Find & Replace LF not working across whole document
-
I have a large pipe delimited file (>300,000 lines) that is extracted from our ordering system. Because part of what is extracted includes free text inputted by our end users, there are a lot of cases where the rows are broken up, which I can see is caused by a Line Feed, rather than CRLF which is at the genuine end of a line.
I’ve been using (?<!\r)\n to find the sole LFs, and replace them with a space, but it seems like NP++ is only searching a certain number of lines before giving up. If I scroll down further, and search again, it will find a new batch, then give up again.
Is there any way to get the search to go through the whole document? I’ve tried selecting everything, but that isn’t working either.
-
Hello, @by-eck and All,
You do not need to use any regular expression ! Simply :
-
Choose the menu option
Edit > EOL Conversion
-
Click on the
Windows(CR LF)
choice -
If the
Windows(CR LF)
choice is greyed, choose any other choice, first.

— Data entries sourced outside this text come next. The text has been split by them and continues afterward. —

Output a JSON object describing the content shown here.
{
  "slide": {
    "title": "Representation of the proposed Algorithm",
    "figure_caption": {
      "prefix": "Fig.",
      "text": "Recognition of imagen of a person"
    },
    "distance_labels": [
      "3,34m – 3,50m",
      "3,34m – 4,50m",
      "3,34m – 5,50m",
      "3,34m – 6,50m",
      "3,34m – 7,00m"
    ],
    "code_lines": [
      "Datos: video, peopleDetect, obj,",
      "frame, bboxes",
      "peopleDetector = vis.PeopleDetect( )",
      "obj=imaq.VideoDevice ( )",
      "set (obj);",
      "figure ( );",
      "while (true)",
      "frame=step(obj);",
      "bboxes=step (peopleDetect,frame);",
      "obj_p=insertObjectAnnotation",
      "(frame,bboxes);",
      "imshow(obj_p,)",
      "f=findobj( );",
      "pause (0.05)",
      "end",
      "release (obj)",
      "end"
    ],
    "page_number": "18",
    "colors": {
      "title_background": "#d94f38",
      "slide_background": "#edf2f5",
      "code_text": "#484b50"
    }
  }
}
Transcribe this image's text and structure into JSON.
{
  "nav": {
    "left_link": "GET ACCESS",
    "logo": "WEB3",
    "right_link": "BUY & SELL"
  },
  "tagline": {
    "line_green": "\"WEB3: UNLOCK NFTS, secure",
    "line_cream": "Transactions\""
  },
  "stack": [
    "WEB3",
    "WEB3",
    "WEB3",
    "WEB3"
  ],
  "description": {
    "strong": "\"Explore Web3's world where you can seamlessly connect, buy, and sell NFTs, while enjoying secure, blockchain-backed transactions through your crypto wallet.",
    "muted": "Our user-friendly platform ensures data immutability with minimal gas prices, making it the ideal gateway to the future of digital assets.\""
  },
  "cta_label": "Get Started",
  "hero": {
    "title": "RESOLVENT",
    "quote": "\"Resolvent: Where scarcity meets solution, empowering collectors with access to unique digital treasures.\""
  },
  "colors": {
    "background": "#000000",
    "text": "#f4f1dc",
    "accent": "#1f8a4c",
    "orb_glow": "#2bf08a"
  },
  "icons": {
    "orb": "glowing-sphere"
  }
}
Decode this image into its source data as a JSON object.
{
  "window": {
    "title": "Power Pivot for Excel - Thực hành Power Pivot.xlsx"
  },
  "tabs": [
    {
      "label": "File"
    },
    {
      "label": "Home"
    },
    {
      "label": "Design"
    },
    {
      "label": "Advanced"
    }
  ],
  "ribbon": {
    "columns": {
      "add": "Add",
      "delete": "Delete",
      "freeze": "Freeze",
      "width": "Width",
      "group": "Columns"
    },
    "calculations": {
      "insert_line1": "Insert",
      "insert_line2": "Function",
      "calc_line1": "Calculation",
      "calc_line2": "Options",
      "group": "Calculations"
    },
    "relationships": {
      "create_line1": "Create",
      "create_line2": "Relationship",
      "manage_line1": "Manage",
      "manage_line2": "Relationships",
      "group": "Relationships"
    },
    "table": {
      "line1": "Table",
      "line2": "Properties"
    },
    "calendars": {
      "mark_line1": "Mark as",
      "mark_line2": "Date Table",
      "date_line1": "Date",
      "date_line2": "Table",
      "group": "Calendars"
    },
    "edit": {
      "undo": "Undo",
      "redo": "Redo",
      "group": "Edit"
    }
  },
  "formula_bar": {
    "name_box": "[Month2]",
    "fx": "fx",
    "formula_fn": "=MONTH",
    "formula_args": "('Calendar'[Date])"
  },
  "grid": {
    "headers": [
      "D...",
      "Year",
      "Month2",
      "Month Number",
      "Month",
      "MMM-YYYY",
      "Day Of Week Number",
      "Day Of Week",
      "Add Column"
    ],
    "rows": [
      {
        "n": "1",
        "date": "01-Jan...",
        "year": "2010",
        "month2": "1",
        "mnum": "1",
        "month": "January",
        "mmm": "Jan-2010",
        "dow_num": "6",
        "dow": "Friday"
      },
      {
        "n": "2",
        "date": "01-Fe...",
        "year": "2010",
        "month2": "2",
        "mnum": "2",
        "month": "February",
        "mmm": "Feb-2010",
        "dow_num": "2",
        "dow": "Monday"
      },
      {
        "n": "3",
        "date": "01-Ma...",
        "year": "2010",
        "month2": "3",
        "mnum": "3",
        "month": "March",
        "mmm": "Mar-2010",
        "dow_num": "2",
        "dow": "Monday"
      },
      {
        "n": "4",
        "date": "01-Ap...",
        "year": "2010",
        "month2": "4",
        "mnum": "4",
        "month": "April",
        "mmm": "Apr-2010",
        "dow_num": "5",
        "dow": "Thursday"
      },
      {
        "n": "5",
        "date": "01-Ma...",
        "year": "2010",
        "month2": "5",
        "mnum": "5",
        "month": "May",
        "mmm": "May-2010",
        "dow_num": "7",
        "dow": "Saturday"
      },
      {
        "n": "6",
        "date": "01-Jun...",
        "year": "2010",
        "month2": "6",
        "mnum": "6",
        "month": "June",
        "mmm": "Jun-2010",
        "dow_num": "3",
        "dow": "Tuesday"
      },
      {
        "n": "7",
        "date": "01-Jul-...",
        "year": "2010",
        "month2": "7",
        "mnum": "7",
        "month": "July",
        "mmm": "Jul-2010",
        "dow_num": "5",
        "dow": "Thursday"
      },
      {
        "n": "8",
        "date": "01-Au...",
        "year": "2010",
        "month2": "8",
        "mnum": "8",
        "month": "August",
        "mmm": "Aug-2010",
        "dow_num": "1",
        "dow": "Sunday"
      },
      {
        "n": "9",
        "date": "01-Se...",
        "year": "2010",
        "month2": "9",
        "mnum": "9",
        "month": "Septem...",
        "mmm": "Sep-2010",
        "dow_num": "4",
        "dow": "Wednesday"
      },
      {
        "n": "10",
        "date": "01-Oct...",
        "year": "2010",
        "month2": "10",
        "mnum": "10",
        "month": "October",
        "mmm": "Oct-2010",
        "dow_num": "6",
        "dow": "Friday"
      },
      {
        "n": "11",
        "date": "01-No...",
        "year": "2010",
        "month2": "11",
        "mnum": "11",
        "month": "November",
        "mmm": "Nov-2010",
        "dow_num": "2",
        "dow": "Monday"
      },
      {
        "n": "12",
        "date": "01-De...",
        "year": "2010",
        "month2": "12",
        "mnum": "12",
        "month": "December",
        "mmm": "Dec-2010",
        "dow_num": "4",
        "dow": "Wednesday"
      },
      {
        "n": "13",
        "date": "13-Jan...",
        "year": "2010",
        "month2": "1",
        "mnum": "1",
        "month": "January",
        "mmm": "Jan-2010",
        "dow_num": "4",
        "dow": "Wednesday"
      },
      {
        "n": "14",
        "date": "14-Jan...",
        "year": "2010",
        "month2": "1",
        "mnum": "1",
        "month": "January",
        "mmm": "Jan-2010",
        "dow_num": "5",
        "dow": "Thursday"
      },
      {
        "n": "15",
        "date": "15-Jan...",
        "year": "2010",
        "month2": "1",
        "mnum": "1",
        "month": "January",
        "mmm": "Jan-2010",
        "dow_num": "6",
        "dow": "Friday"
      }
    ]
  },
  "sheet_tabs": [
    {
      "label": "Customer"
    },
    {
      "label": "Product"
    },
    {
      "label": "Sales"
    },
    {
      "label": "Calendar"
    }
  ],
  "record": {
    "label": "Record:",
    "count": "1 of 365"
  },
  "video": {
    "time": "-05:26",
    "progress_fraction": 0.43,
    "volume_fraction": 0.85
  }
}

Then, select theEdit > EOL Conversion > Windows (CR LF)
choice -
Save your modified file
Best Regards,
guy038
-
-
I read it as OP wants to change errant LF line endings into something other than a CRLF line ending, so I think your proposed solution does “too much”.
Unfortunately, I don’t have any ideas for OP to help with why it might be “only searching a certain number of lines before giving up”.
-
@guy038 I think @alan-kilborn is right here, the LF shouldn’t be there at all. I’ve attached a redacted screenshot.
Line 75510 continues to the end, and has CR LF, which is correct, but it looks like when people have been filling in the description for line 75511, they’ve hit return, which has caused the errant LFs to appear.
(?<!\r)\n finds them, but only if I’m within about 250 lines of it, so “Replace All” won’t fix anything.
-
@by-eck ,
I have vague recollections that there was some older version which had EOL-Search-and-replace issues a long time ago. Could you please share your ?-menu’s Debug Info by clicking on the “Copy debug info into clipboard” in that dialog and pasting it here?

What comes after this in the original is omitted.